I also have no faith whatsover in the marking/review process...my daughter recieved a grade 3 in English Language this summer. It was a complete shock as is one of her strong subjects, with a high 8 in the mock, and achieved a grade 9 in her GCSE English Literature. Head of English at school reviewed her paper and thought it had been very harshly marked and so we put in for a review. The review came back without a grade change.

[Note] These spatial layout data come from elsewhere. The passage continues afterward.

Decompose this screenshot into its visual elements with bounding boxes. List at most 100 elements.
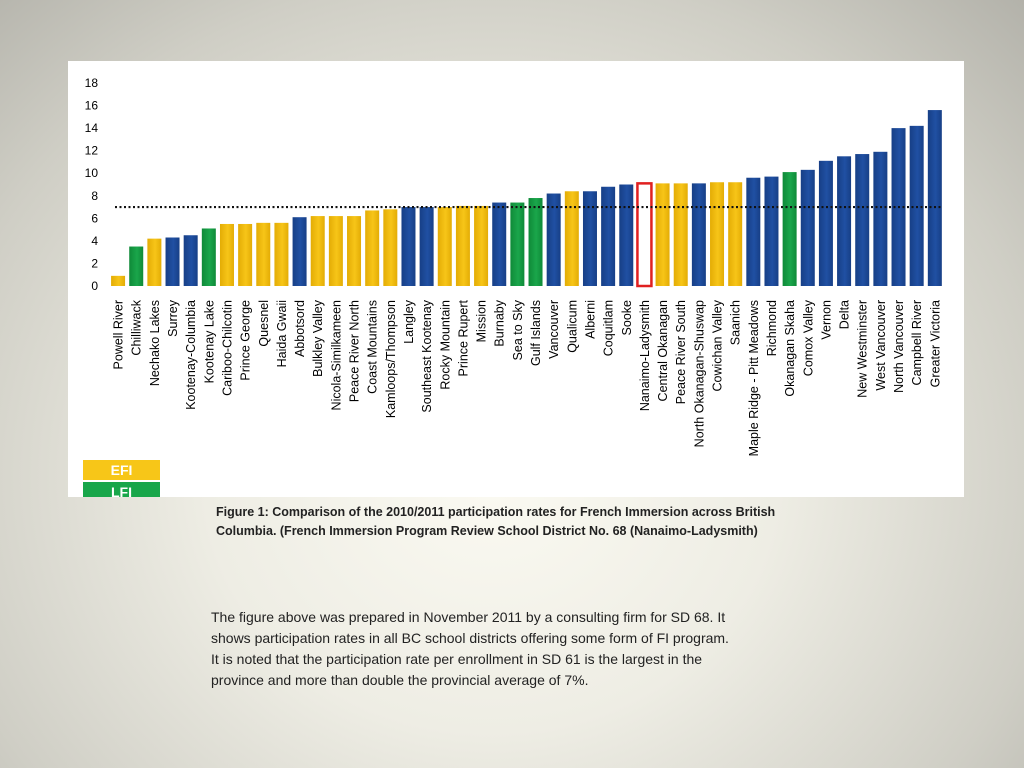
y-tick-label: 0 [91, 279, 98, 293]
y-tick-label: 14 [85, 121, 99, 135]
category-label: Kootenay-Columbia [184, 300, 198, 410]
category-label: Campbell River [910, 300, 924, 385]
category-label: Vernon [819, 300, 833, 340]
bar [691, 183, 706, 286]
figure-caption: Figure 1: Comparison of the 2010/2011 pa… [216, 505, 776, 538]
category-label: Nicola-Similkameen [329, 300, 343, 410]
body-text: The figure above was prepared in Novembe… [211, 607, 811, 691]
category-label: Rocky Mountain [438, 300, 452, 390]
body-line: It is noted that the participation rate … [211, 651, 703, 667]
category-label: Burnaby [493, 299, 507, 346]
category-label: Surrey [166, 299, 180, 337]
bar [909, 125, 924, 286]
category-label: Delta [838, 300, 852, 329]
bar [147, 238, 162, 286]
category-label: Peace River North [348, 300, 362, 402]
category-label: Saanich [729, 300, 743, 345]
bar [383, 209, 398, 286]
category-label: West Vancouver [874, 300, 888, 391]
category-label: Nanaimo-Ladysmith [638, 300, 652, 411]
bar [183, 235, 198, 286]
body-line: The figure above was prepared in Novembe… [211, 609, 726, 625]
bar [129, 246, 144, 286]
bar [601, 186, 616, 286]
bar [201, 228, 216, 286]
category-label: Bulkley Valley [311, 299, 325, 377]
bar [800, 169, 815, 286]
category-label: Sea to Sky [511, 299, 525, 360]
y-tick-label: 2 [91, 256, 98, 270]
category-label: Sooke [620, 300, 634, 335]
category-label: Cowichan Valley [711, 299, 725, 391]
chart-panel: 0 2 4 6 8 10 12 14 16 18 Powell River Chilliwack Nec… [68, 61, 964, 497]
category-label: Prince Rupert [456, 299, 470, 376]
category-label: Coast Mountains [366, 300, 380, 394]
bar [238, 223, 253, 286]
bar [782, 172, 797, 286]
bar-chart: 0 2 4 6 8 10 12 14 16 18 Powell River Chilliwack Nec… [85, 76, 943, 456]
category-label: Central Okanagan [656, 300, 670, 402]
bar [310, 216, 325, 286]
y-tick-label: 4 [91, 234, 98, 248]
body-line: province and more than double the provin… [211, 672, 589, 688]
category-label: Mission [475, 300, 489, 342]
bar [292, 217, 307, 286]
bar [837, 156, 852, 286]
legend-efi: EFI [83, 460, 160, 480]
bar [437, 207, 452, 286]
category-label: Abbotsord [293, 300, 307, 357]
bar [165, 237, 180, 286]
bar [256, 222, 271, 286]
bar [636, 182, 653, 288]
bar [746, 177, 761, 286]
bar [818, 160, 833, 286]
category-label: Maple Ridge - Pitt Meadows [747, 300, 761, 456]
category-label: Richmond [765, 300, 779, 356]
y-tick-label: 12 [85, 144, 99, 158]
category-label: Kootenay Lake [202, 300, 216, 383]
bar [855, 154, 870, 286]
bar [546, 193, 561, 286]
body-line: shows participation rates in all BC scho… [211, 630, 729, 646]
category-label: Gulf Islands [529, 300, 543, 366]
bar [927, 110, 942, 286]
category-label: Haida Gwaii [275, 300, 289, 367]
category-label: Langley [402, 299, 416, 344]
category-label: Vancouver [547, 300, 561, 359]
category-label: Alberni [583, 300, 597, 339]
y-tick-label: 8 [91, 189, 98, 203]
category-label: Powell River [112, 300, 126, 369]
bar [764, 176, 779, 286]
bar [655, 183, 670, 286]
bar [401, 207, 416, 286]
bar [419, 207, 434, 286]
bar [365, 210, 380, 286]
bar [728, 182, 743, 286]
category-label: Chilliwack [130, 299, 144, 355]
category-label: Okanagan Skaha [783, 300, 797, 397]
bar [619, 184, 634, 286]
y-tick-label: 6 [91, 211, 98, 225]
category-label: North Okanagan-Shuswap [692, 300, 706, 447]
legend-lfi: LFI [83, 482, 160, 497]
category-label: Southeast Kootenay [420, 299, 434, 412]
category-label: Prince George [239, 300, 253, 381]
bar [510, 202, 525, 286]
y-tick-label: 10 [85, 166, 99, 180]
bar [873, 151, 888, 286]
bar [564, 191, 579, 286]
category-label: Peace River South [674, 300, 688, 404]
category-label: New Westminster [856, 300, 870, 398]
y-tick-label: 18 [85, 76, 99, 90]
category-label: North Vancouver [892, 300, 906, 393]
bar [710, 182, 725, 286]
bar [219, 223, 234, 286]
bar [492, 202, 507, 286]
bar [111, 275, 126, 286]
bar [347, 216, 362, 286]
category-label: Nechako Lakes [148, 300, 162, 386]
category-label: Kamloops/Thompson [384, 300, 398, 418]
bar [328, 216, 343, 286]
category-label: Quesnel [257, 300, 271, 347]
category-label: Greater Victoria [928, 300, 942, 387]
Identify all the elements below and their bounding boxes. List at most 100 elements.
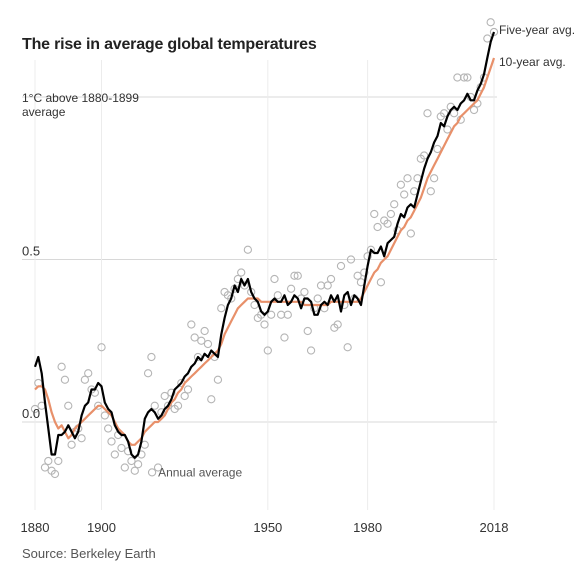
annual-point	[293, 271, 302, 280]
annual-point	[486, 18, 495, 27]
annual-point	[203, 339, 213, 349]
annual-point	[77, 434, 86, 443]
y-tick-label: 0.5	[22, 244, 40, 259]
annual-point	[403, 174, 412, 183]
annual-point	[280, 333, 289, 342]
annual-point	[396, 180, 406, 189]
annual-point	[50, 469, 60, 479]
annual-point	[243, 245, 253, 254]
annual-point	[459, 73, 469, 82]
y-tick-label: 1°C above 1880-1899	[22, 91, 139, 105]
annual-point	[400, 190, 409, 199]
annual-point	[187, 320, 196, 329]
annual-point	[386, 209, 396, 219]
annual-point	[127, 456, 136, 466]
annual-point	[426, 187, 435, 196]
annual-point	[217, 304, 226, 313]
annual-point	[237, 268, 246, 277]
annual-point	[273, 291, 282, 300]
annual-point	[64, 401, 73, 410]
annual-point	[104, 424, 113, 433]
annual-point	[213, 375, 223, 384]
annual-point	[283, 310, 292, 319]
y-tick-label-line2: average	[22, 105, 66, 119]
annual-point	[117, 443, 126, 453]
annual-point	[343, 343, 352, 352]
annual-point	[133, 460, 143, 469]
annual-point	[160, 391, 169, 401]
five-year-average-series	[33, 31, 496, 459]
annual-point	[110, 450, 119, 459]
x-tick-label: 1950	[253, 520, 282, 535]
annual-point	[150, 401, 159, 410]
annual-point	[336, 261, 346, 271]
annual-point	[143, 369, 153, 378]
annual-point	[449, 109, 459, 118]
x-tick-label: 1880	[21, 520, 50, 535]
annual-point	[97, 343, 106, 352]
x-tick-label: 2018	[480, 520, 509, 535]
x-tick-label: 1980	[353, 520, 382, 535]
annual-point	[100, 411, 109, 420]
annual-point	[200, 326, 209, 336]
annual-legend-point	[147, 468, 157, 477]
annual-point	[360, 268, 369, 277]
annual-point	[130, 466, 139, 475]
annual-point	[120, 463, 129, 472]
annual-point	[390, 200, 399, 209]
annual-point	[67, 440, 76, 449]
annual-point	[147, 352, 156, 362]
annual-point	[54, 456, 63, 466]
annual-point	[84, 369, 93, 378]
annual-point	[423, 109, 432, 118]
annual-point	[286, 284, 296, 293]
gridlines	[22, 60, 497, 510]
annual-point	[420, 151, 429, 160]
annual-point	[326, 274, 336, 284]
chart-title: The rise in average global temperatures	[22, 36, 317, 53]
annual-point	[173, 401, 183, 410]
annual-point	[260, 320, 269, 329]
annual-point	[433, 144, 442, 154]
annual-point	[270, 274, 279, 284]
annual-point	[190, 333, 199, 342]
annual-point	[363, 252, 372, 261]
annual-point	[197, 336, 206, 345]
source-note: Source: Berkeley Earth	[22, 546, 156, 561]
annual-point	[153, 463, 163, 472]
annual-point	[323, 281, 332, 290]
annual-point	[40, 463, 50, 472]
annual-point	[303, 326, 312, 336]
annual-point	[439, 109, 449, 118]
annual-point	[443, 125, 452, 134]
annual-point	[207, 395, 216, 404]
annual-point	[300, 287, 309, 297]
annual-point	[263, 346, 272, 355]
annotations: Annual average Five-year avg. 10-year avg.	[147, 23, 575, 479]
x-tick-label: 1900	[87, 520, 116, 535]
annual-point	[469, 105, 479, 115]
five-year-label: Five-year avg.	[499, 23, 575, 37]
annual-point	[463, 73, 472, 82]
y-tick-label: 0.0	[22, 406, 40, 421]
annual-point	[290, 271, 299, 280]
annual-point	[313, 294, 322, 303]
annual-point	[489, 27, 499, 37]
annual-point	[183, 385, 193, 394]
annual-point	[180, 391, 189, 401]
annual-point	[333, 320, 342, 329]
annual-point	[80, 375, 90, 384]
annual-point	[193, 352, 203, 362]
five-year-line	[33, 31, 496, 459]
annual-point	[57, 362, 66, 371]
annual-point	[376, 278, 386, 287]
annual-average-label: Annual average	[158, 465, 242, 479]
annual-point	[306, 346, 316, 355]
annual-point	[346, 255, 356, 264]
annual-average-points	[30, 18, 499, 479]
ten-year-label: 10-year avg.	[499, 55, 566, 69]
annual-point	[429, 174, 439, 183]
annual-point	[353, 271, 362, 280]
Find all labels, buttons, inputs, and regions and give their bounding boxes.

A few other English teachers at her school have also reviewed her paper and marked at a high 8. We have therefore put in for an appeal which can take 42 days, in the meantime she'll have to resit. Seems absolutely crazy how it can be so far out, but have lost all faith in the system and don't hold out much hope for the appeal. Has anyone else experienced this and had a successful appeal after an unsuccessful review?

Winterssong · 28/08/2025 19:58

@Favouriteflavour was your daughter’s appeal successful? I’ve got a similar issue this year, and want to know the likelihood of success with appeal. Don’t want all the extra stress if it’s going to be another dead end.